The girls nap, and Anna asks Armando what he’s thinking about while he relaxes on the couch watching golf (the Tour Championship, the fairy-tale green fairways, Retief Goosen going low). He really wonders how they grow and cut the grass in diamond patterns so perfectly for the golf tournament, recalls that when he used to play the Broadmoor course with his mother the grass was cut the same way, but he can see that Anna wants something more. He notices the hope in her elbowed lean across the laminate counter, in her slightly raised eyebrows, so he tells her that he often contemplates who’s going to win in the end, Allah or God. The sentence comes out a little sarcastic, but he sells the question with eye contact. He expects some ribbing or a frustrated shake of her head, but Anna glides from the kitchen to sit next to him. She turns off the television without asking.

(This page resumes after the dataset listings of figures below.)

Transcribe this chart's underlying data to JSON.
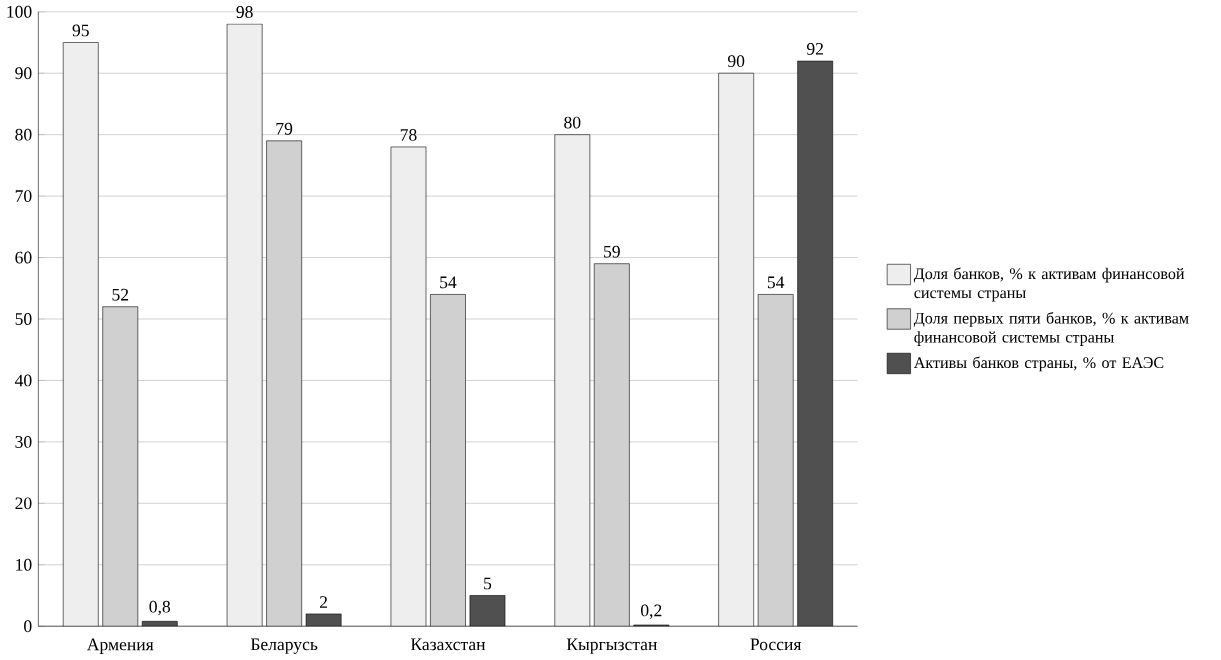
{
  "chart_data": {
    "type": "bar",
    "categories": [
      "Армения",
      "Беларусь",
      "Казахстан",
      "Кыргызстан",
      "Россия"
    ],
    "series": [
      {
        "name": "Доля банков, %  к активам финансовой системы страны",
        "color": "#eeeeee",
        "values": [
          95,
          98,
          78,
          80,
          90
        ],
        "value_labels": [
          "95",
          "98",
          "78",
          "80",
          "90"
        ]
      },
      {
        "name": "Доля первых пяти банков, % к активам финансовой системы страны",
        "color": "#d0d0d0",
        "values": [
          52,
          79,
          54,
          59,
          54
        ],
        "value_labels": [
          "52",
          "79",
          "54",
          "59",
          "54"
        ]
      },
      {
        "name": "Активы банков страны, % от ЕАЭС",
        "color": "#505050",
        "values": [
          0.8,
          2,
          5,
          0.2,
          92
        ],
        "value_labels": [
          "0,8",
          "2",
          "5",
          "0,2",
          "92"
        ]
      }
    ],
    "ylim": [
      0,
      100
    ],
    "yticks": [
      0,
      10,
      20,
      30,
      40,
      50,
      60,
      70,
      80,
      90,
      100
    ],
    "grid": "y",
    "legend": "right"
  }
}
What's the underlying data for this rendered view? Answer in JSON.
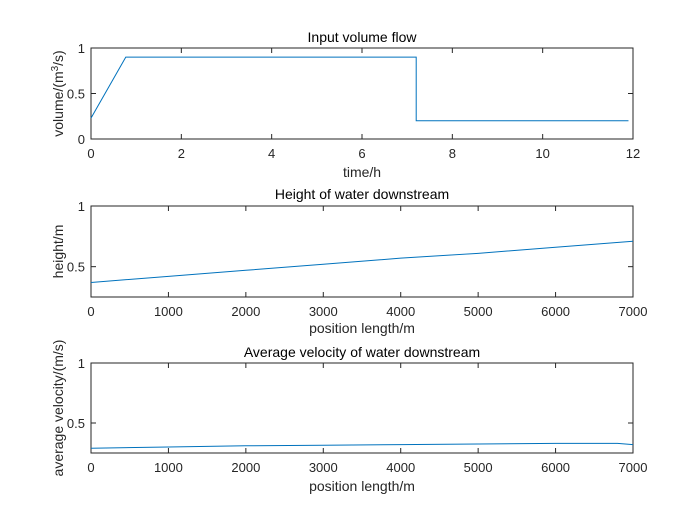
{
  "chart_data": [
    {
      "type": "line",
      "title": "Input volume flow",
      "xlabel": "time/h",
      "ylabel": "volume/(m",
      "ylabel_sup": "3",
      "ylabel_tail": "/s)",
      "xlim": [
        0,
        12
      ],
      "ylim": [
        0,
        1
      ],
      "xticks": [
        0,
        2,
        4,
        6,
        8,
        10,
        12
      ],
      "yticks": [
        0,
        0.5,
        1
      ],
      "xtick_labels": [
        "0",
        "2",
        "4",
        "6",
        "8",
        "10",
        "12"
      ],
      "ytick_labels": [
        "0",
        "0.5",
        "1"
      ],
      "series": [
        {
          "color": "#0072BD",
          "x": [
            0,
            0.77,
            7.2,
            7.2,
            11.9
          ],
          "y": [
            0.23,
            0.9,
            0.9,
            0.2,
            0.2
          ]
        }
      ]
    },
    {
      "type": "line",
      "title": "Height of water downstream",
      "xlabel": "position length/m",
      "ylabel": "height/m",
      "xlim": [
        0,
        7000
      ],
      "ylim": [
        0.25,
        1
      ],
      "xticks": [
        0,
        1000,
        2000,
        3000,
        4000,
        5000,
        6000,
        7000
      ],
      "yticks": [
        0.5,
        1
      ],
      "xtick_labels": [
        "0",
        "1000",
        "2000",
        "3000",
        "4000",
        "5000",
        "6000",
        "7000"
      ],
      "ytick_labels": [
        "0.5",
        "1"
      ],
      "series": [
        {
          "color": "#0072BD",
          "x": [
            0,
            1000,
            2000,
            3000,
            4000,
            5000,
            6000,
            7000
          ],
          "y": [
            0.37,
            0.42,
            0.47,
            0.52,
            0.57,
            0.61,
            0.66,
            0.71
          ]
        }
      ]
    },
    {
      "type": "line",
      "title": "Average velocity of water downstream",
      "xlabel": "position length/m",
      "ylabel": "average velocity/(m/s)",
      "xlim": [
        0,
        7000
      ],
      "ylim": [
        0.25,
        1
      ],
      "xticks": [
        0,
        1000,
        2000,
        3000,
        4000,
        5000,
        6000,
        7000
      ],
      "yticks": [
        0.5,
        1
      ],
      "xtick_labels": [
        "0",
        "1000",
        "2000",
        "3000",
        "4000",
        "5000",
        "6000",
        "7000"
      ],
      "ytick_labels": [
        "0.5",
        "1"
      ],
      "series": [
        {
          "color": "#0072BD",
          "x": [
            0,
            1000,
            2000,
            3000,
            4000,
            5000,
            6000,
            6800,
            7000
          ],
          "y": [
            0.29,
            0.3,
            0.31,
            0.315,
            0.32,
            0.325,
            0.33,
            0.33,
            0.32
          ]
        }
      ]
    }
  ]
}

She says that America is blowing it because there are not enough real Christians, that the Muslims have nothing against Christianity, that if Christians actually practiced their faith, were as devout as the Muslims were, most would get along fine.

“Some of the blame is ours,” she says. “America’s. We’re strong in all the wrong ways. We call ourselves Christians, but we’re something else.”

“Muslims can’t even get along with other Muslims. It’s not that easy.”

“I didn’t say it was easy. Anyway, you’re not going back. You’re here. That’s all that matters. And you weren’t thinking about Allah versus God. Talk to me like you care what I think, because I worry about you. I can’t help you if I don’t know anything. And if you want me to leave you alone, just tell me that. But it kills me when you don’t say anything or make stuff up.”

“I don’t want to invent things. If I need something, I’ll take care of it or tell you or both. Assume I’m fine unless I tell you. I’m tired. I feel like I’ve just got home.”

Armando takes in the living room, still new to him, the fifty-inch flat-screen too big for the room. He’s disappointed he opened his mouth about the Allah-God thing. This isn’t where he wanted this afternoon to go. He wants to see if Tiger can catch Goosen at the Tour Championship, wants to bask in a clear, unburdened mind, wants to consider telegenic lawn-mower patterns. He moves Anna’s voice to the background and notices the crown molding where the ceiling and walls meet and follows the line across the wall.